2. Add another 3 to 4 inches of organic mulch around the base of plants to help with moisture retention.

3. It is believed – although not proven beyond the shadow of a doubt that adding aspirin to the water when planting will enhance the ability of plants to cope with drought as well as disease resistance. “The basic premise is that salicylic acid (the original active ingredient in aspirin) triggers plants to activate their version of an immune system, leading to an improved ability to fight off disease and fend off stresses like drought or cold.” [2] See Allso: Aspirin Enhances Plant Disease Resistance

4. Dusting the roots with mychorizzae is another well advised option when planting. Mychorizae are a naturally occurring beneficial fungi that attach themselves to plant roots creating a symbiotic relationship.

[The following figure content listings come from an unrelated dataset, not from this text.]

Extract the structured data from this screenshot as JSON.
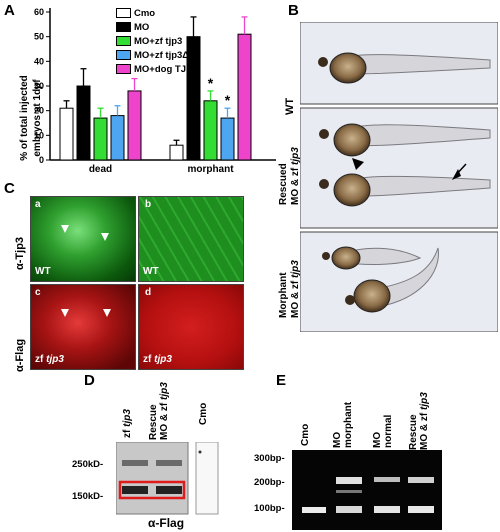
{
  "panels": {
    "A": "A",
    "B": "B",
    "C": "C",
    "D": "D",
    "E": "E"
  },
  "panel_a": {
    "ylabel_line1": "% of total injected",
    "ylabel_line2": "embryos at 1dpf",
    "legend": [
      {
        "label": "Cmo",
        "color": "#ffffff"
      },
      {
        "label": "MO",
        "color": "#000000"
      },
      {
        "label": "MO+zf tjp3",
        "color": "#33dd33"
      },
      {
        "label": "MO+zf tjp3ΔP",
        "color": "#4ea6f0"
      },
      {
        "label": "MO+dog TJP3",
        "color": "#ee44cc"
      }
    ],
    "star": "*"
  },
  "chart_data": {
    "type": "bar",
    "categories": [
      "dead",
      "morphant"
    ],
    "series": [
      {
        "name": "Cmo",
        "values": [
          21,
          6
        ],
        "errors": [
          3,
          2
        ]
      },
      {
        "name": "MO",
        "values": [
          30,
          50
        ],
        "errors": [
          7,
          8
        ]
      },
      {
        "name": "MO+zf tjp3",
        "values": [
          17,
          24
        ],
        "errors": [
          4,
          4
        ]
      },
      {
        "name": "MO+zf tjp3ΔP",
        "values": [
          18,
          17
        ],
        "errors": [
          4,
          4
        ]
      },
      {
        "name": "MO+dog TJP3",
        "values": [
          28,
          51
        ],
        "errors": [
          5,
          7
        ]
      }
    ],
    "significant": [
      [
        false,
        false,
        false,
        false,
        false
      ],
      [
        false,
        false,
        true,
        true,
        false
      ]
    ],
    "ylim": [
      0,
      60
    ],
    "yticks": [
      0,
      10,
      20,
      30,
      40,
      50,
      60
    ],
    "xlabel": "",
    "ylabel": "% of total injected embryos at 1dpf"
  },
  "panel_b": {
    "labels": [
      "WT",
      "Rescued",
      "MO & zf",
      "tjp3",
      "Morphant",
      "MO & zf",
      "tjp3"
    ]
  },
  "panel_c": {
    "row_labels": [
      "α-Tjp3",
      "α-Flag"
    ],
    "sub": [
      "a",
      "b",
      "c",
      "d"
    ],
    "wt": "WT",
    "zf": "zf",
    "tjp3": "tjp3"
  },
  "panel_d": {
    "lanes": [
      "zf",
      "tjp3",
      "Rescue",
      "MO & zf",
      "tjp3",
      "Cmo"
    ],
    "markers": [
      "250kD-",
      "150kD-"
    ],
    "xlabel": "α-Flag"
  },
  "panel_e": {
    "lanes": [
      "Cmo",
      "MO",
      "morphant",
      "MO",
      "normal",
      "Rescue",
      "MO & zf",
      "tjp3"
    ],
    "markers": [
      "300bp-",
      "200bp-",
      "100bp-"
    ]
  }
}
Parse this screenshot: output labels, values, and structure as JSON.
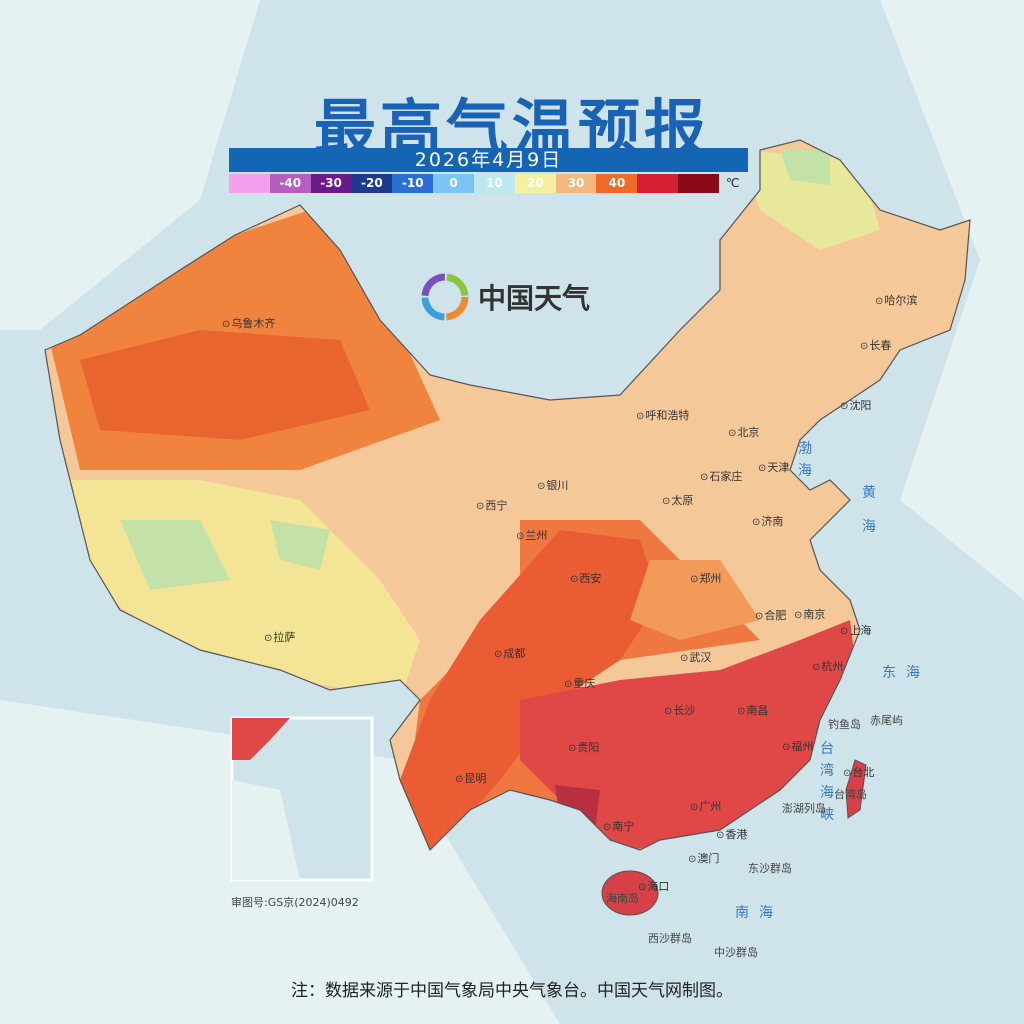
{
  "title": "最高气温预报",
  "date": "2026年4月9日",
  "legend": {
    "labels": [
      "",
      "-40",
      "-30",
      "-20",
      "-10",
      "0",
      "10",
      "20",
      "30",
      "40",
      ""
    ],
    "colors": [
      "#f4a0ee",
      "#b45ec0",
      "#6a1a8a",
      "#1e3a8a",
      "#2b6fd6",
      "#7cc4f4",
      "#bde8f0",
      "#f5f0a0",
      "#f5b880",
      "#f06a2a",
      "#d42030",
      "#8a0a1a"
    ],
    "unit": "℃"
  },
  "brand": "中国天气",
  "cities": [
    "乌鲁木齐",
    "哈尔滨",
    "长春",
    "沈阳",
    "呼和浩特",
    "北京",
    "天津",
    "石家庄",
    "太原",
    "济南",
    "银川",
    "西宁",
    "兰州",
    "西安",
    "郑州",
    "合肥",
    "南京",
    "上海",
    "杭州",
    "武汉",
    "成都",
    "重庆",
    "拉萨",
    "长沙",
    "南昌",
    "福州",
    "台北",
    "贵阳",
    "昆明",
    "南宁",
    "广州",
    "香港",
    "澳门",
    "海口"
  ],
  "seas": [
    "渤海",
    "黄海",
    "东海",
    "台湾海峡",
    "南海"
  ],
  "islands": [
    "钓鱼岛",
    "赤尾屿",
    "澎湖列岛",
    "台湾岛",
    "海南岛",
    "东沙群岛",
    "西沙群岛",
    "中沙群岛"
  ],
  "review_no": "审图号:GS京(2024)0492",
  "note": "注：数据来源于中国气象局中央气象台。中国天气网制图。"
}
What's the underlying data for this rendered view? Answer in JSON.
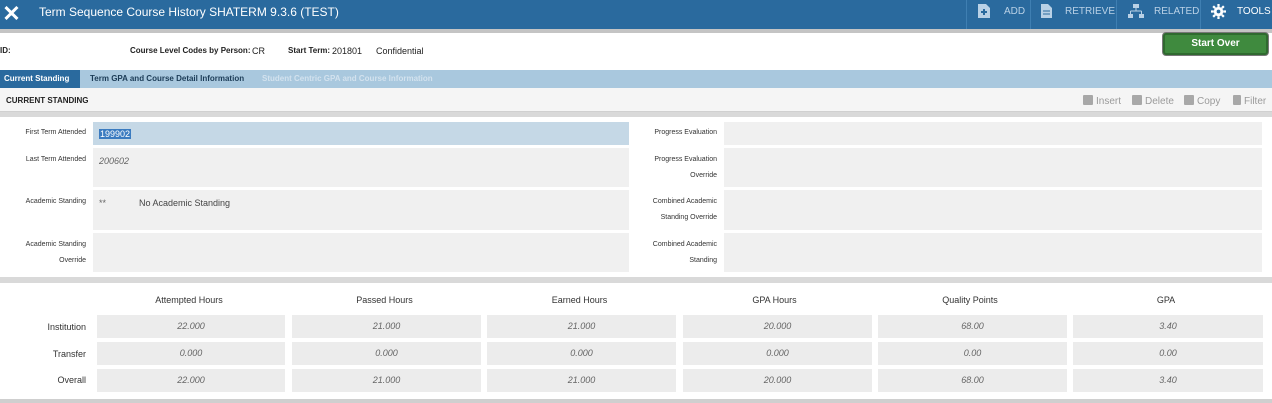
{
  "header": {
    "close_icon": "close-icon",
    "title": "Term Sequence Course History SHATERM 9.3.6 (TEST)",
    "actions": [
      {
        "label": "ADD",
        "icon": "add-document-icon"
      },
      {
        "label": "RETRIEVE",
        "icon": "retrieve-document-icon"
      },
      {
        "label": "RELATED",
        "icon": "sitemap-icon"
      },
      {
        "label": "TOOLS",
        "icon": "gear-icon"
      }
    ],
    "colors": {
      "bar": "#2a6a9e",
      "accent_green": "#3f8a3e"
    }
  },
  "key_block": {
    "id_label": "ID:",
    "course_level_label": "Course Level Codes by Person:",
    "course_level_value": "CR",
    "start_term_label": "Start Term:",
    "start_term_value": "201801",
    "confidential": "Confidential",
    "start_over": "Start Over"
  },
  "tabs": [
    {
      "label": "Current Standing",
      "state": "active"
    },
    {
      "label": "Term GPA and Course Detail Information",
      "state": "inactive"
    },
    {
      "label": "Student Centric GPA and Course Information",
      "state": "disabled"
    }
  ],
  "section": {
    "title": "CURRENT STANDING",
    "tools": [
      {
        "label": "Insert",
        "icon": "plus-icon"
      },
      {
        "label": "Delete",
        "icon": "minus-icon"
      },
      {
        "label": "Copy",
        "icon": "copy-icon"
      },
      {
        "label": "Filter",
        "icon": "filter-icon"
      }
    ]
  },
  "fields": {
    "first_term_label": "First Term Attended",
    "first_term_value": "199902",
    "last_term_label": "Last Term Attended",
    "last_term_value": "200602",
    "academic_standing_label": "Academic Standing",
    "academic_standing_code": "**",
    "academic_standing_desc": "No Academic Standing",
    "academic_standing_override_label_1": "Academic Standing",
    "academic_standing_override_label_2": "Override",
    "progress_eval_label": "Progress Evaluation",
    "progress_eval_override_label_1": "Progress Evaluation",
    "progress_eval_override_label_2": "Override",
    "combined_override_label_1": "Combined Academic",
    "combined_override_label_2": "Standing Override",
    "combined_label_1": "Combined Academic",
    "combined_label_2": "Standing"
  },
  "gpa_table": {
    "columns": [
      "Attempted Hours",
      "Passed Hours",
      "Earned Hours",
      "GPA Hours",
      "Quality Points",
      "GPA"
    ],
    "rows": [
      {
        "label": "Institution",
        "values": [
          "22.000",
          "21.000",
          "21.000",
          "20.000",
          "68.00",
          "3.40"
        ]
      },
      {
        "label": "Transfer",
        "values": [
          "0.000",
          "0.000",
          "0.000",
          "0.000",
          "0.00",
          "0.00"
        ]
      },
      {
        "label": "Overall",
        "values": [
          "22.000",
          "21.000",
          "21.000",
          "20.000",
          "68.00",
          "3.40"
        ]
      }
    ]
  }
}
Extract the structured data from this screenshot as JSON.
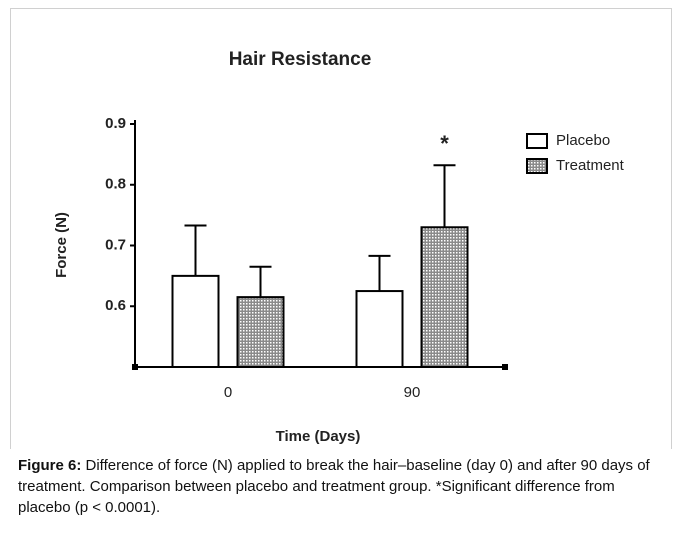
{
  "chart_data": {
    "type": "bar",
    "title": "Hair Resistance",
    "x_label": "Time (Days)",
    "y_label": "Force (N)",
    "categories": [
      "0",
      "90"
    ],
    "series": [
      {
        "name": "Placebo",
        "color": "#ffffff",
        "values": [
          0.65,
          0.625
        ],
        "errors": [
          0.083,
          0.058
        ]
      },
      {
        "name": "Treatment",
        "color": "#8a8a8a",
        "values": [
          0.615,
          0.73
        ],
        "errors": [
          0.05,
          0.102
        ]
      }
    ],
    "ylim": [
      0.5,
      0.9
    ],
    "yticks": [
      0.6,
      0.7,
      0.8,
      0.9
    ],
    "annotations": [
      {
        "text": "*",
        "series": 1,
        "category": 1
      }
    ],
    "legend": "right"
  },
  "caption": {
    "label": "Figure 6:",
    "text": "Difference of force (N) applied to break the hair–baseline (day 0) and after 90 days of treatment. Comparison between placebo and treatment group. *Significant difference from placebo (p < 0.0001)."
  }
}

Mychorizae penetrate the root systems of most plants in nature. They are helpful in providing improved uptake of water and nutrients from the soil. They help protect the roots from harmful pathogens and disease and help to reduce the effects of mineral Build Up on plants.

Benefits of Mycorrhiza

  • Enhanced Nutrients Absorption.
  • Increased drought resistance.
  • Increased pathogen resistance.
  • Enhanced plant health and vigor.

Trichoderma is another beneficial fungus that colonizes root systems. They prevent harmful fungi from entering the same root system, stimulate root development, and improve the plant’s adaptability to environmental stress.

5. Silicon is proven to enhance drought and heat tolerance in plants. Silicon is a very abundant natural element that is present in all soil, in fact it comprises nearly 1/4 of the Earths Crust.

There are a number of ways to supplement the silicon your garden will receive via nature. Most common is via fertilizers that contain silicon dioxide and or silica.

Another method is via foliar sprays applied to the foliage periodically. Foliar sprays of soluble silicon are effective for control of aphids and other sucking insects on many plants, they can also enhance the drought tolerance of the plants.

Diatomaceous earth   is comprised of large amounts of amorphous silicon dioxide and sometimes low levels crystalline silicon dioxide. It is a natural substance used for pest suppression and is also useful if amended modestly into the soil in that it adds silicon for absorption by the plants.